Photo submitted to the Times Observer Tom and Piero Pierotti pose in the church at Sant’Anna. The pair visited the site in 2013. It was the first visit for Piero, whose family narrowly escaped a massacre of 562 people at the site in 1944.

Following Tom’s initial visit to Italy in 2008, he discovered a Facebook group dedicated to Pierottis from around the world. “There I learned of Piero,” he said. “But that would not have happened if I had not shared with that Facebook group a particular post and that post would not have happened if I had not read a particular book.”

The book was “The Cielo” by Paul Salsini. It’s a historical novel about wartime Tuscany. “It was the first time I heard about Sant’Anna,” he said. Once he confirmed that the story of the massacre was true and that 10 Pierottis were among those killed that day, Tom composed a post to the group announcing his intention to go to the site. “That’s when Piero contacted me,” he said.
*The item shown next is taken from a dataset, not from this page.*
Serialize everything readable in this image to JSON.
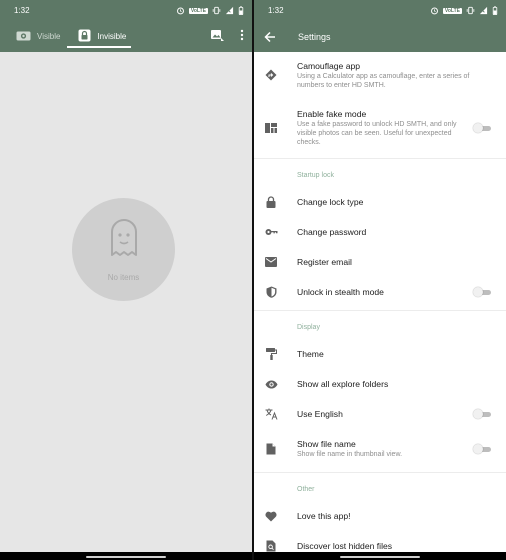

Despite language barriers and a lack of cell phones to communicate, the pair of Pierottis connected and made their way up the mountain to Sant’Anna in October 2013. “I had no idea what I was getting into,” he said. “I was spending the day with a man I’d never met who hadn’t been back since he escaped many years ago.”

The pair didn’t speak much as they stood on the “same stones where people were mowed down with machine guns,” he said. “It was quiet. We were quiet.”

“It’s a holy place. It’s beautiful,” he said as he compared the occasion to one he experienced when he quietly touched the name of a friend on the Vietnam Memorial Wall. “Piero was coming back and I had never been there. It was emotional for both of us.”

Photo submitted to the Times Observer Tom Pierotti gathers with family in Italy during the end of the grape harvest.

As the pair were traveling away from the site, Tom asked Piero if he knew the words to a song he had discovered, “Bella Ciao.” Bella translates to beauty and Ciao means both goodbye and hello. Tom first heard the song in a video where an Italian priest led his congregation as they sang it. “It resonated with me,” Tom said. Piero knew the lyrics. The pair sang at the top of their lungs as they drove away from Sant’Anna that day.

The pair may have proven that music is food for the soul. And when it comes to food, dining in Italy is something Tom said is an experience like no other.

An invitation to lunch one day turned into an endless stream of “one course after another,” he said. “It wasn’t lunch. We still weren’t hungry the next day.”

Dining out at restaurants is unique also, he said. “They don’t rush you no matter how late it is,” he said. ‘They want you to take your time and enjoy your meal.”

It was while enjoying one meal, that he made another undeniable connection to his distant relatives. He was told that he eats pasta “like a Pierotti.” “I eat it with bread,” he said. “That’s a Pierotti-thing.”

There are many Pierotti-things he has realized since his father told him the importance of his heritage and family many years ago.

“My growing understanding of my father’s words about ‘Blood being thicker than water’ took on new meaning as I experienced Sant’Anna with Piero that day in October 2013,” he said. “My eyes were opened to see the world through a new lens.”

“This experience has made me so much more appreciative of simple things that I otherwise took for granted,” he said. “I came to see my family, my country, certainly all refugees, in a new light. And I also learned, through that day with Piero, that I can accomplish things that before I would have considered beyond my ability when I am committed to the task.”

“My day with Piero taught me that, even as an older person, new perspectives and new relationships are still available to me,” he said. “I am truly blessed.”

Following the trip in 2013, Piero emailed his recollections and story to Tom. Tom then started working on writing a book about his experience.

Pierotti will be at the Warren Public Library on Wednesday, May 15, from 6:30 to 7:30 p.m., to talk about his story “Bella Ciao-A Return to Sant’Anna,” and “The Little Red Coat,” by Piero Pierotti.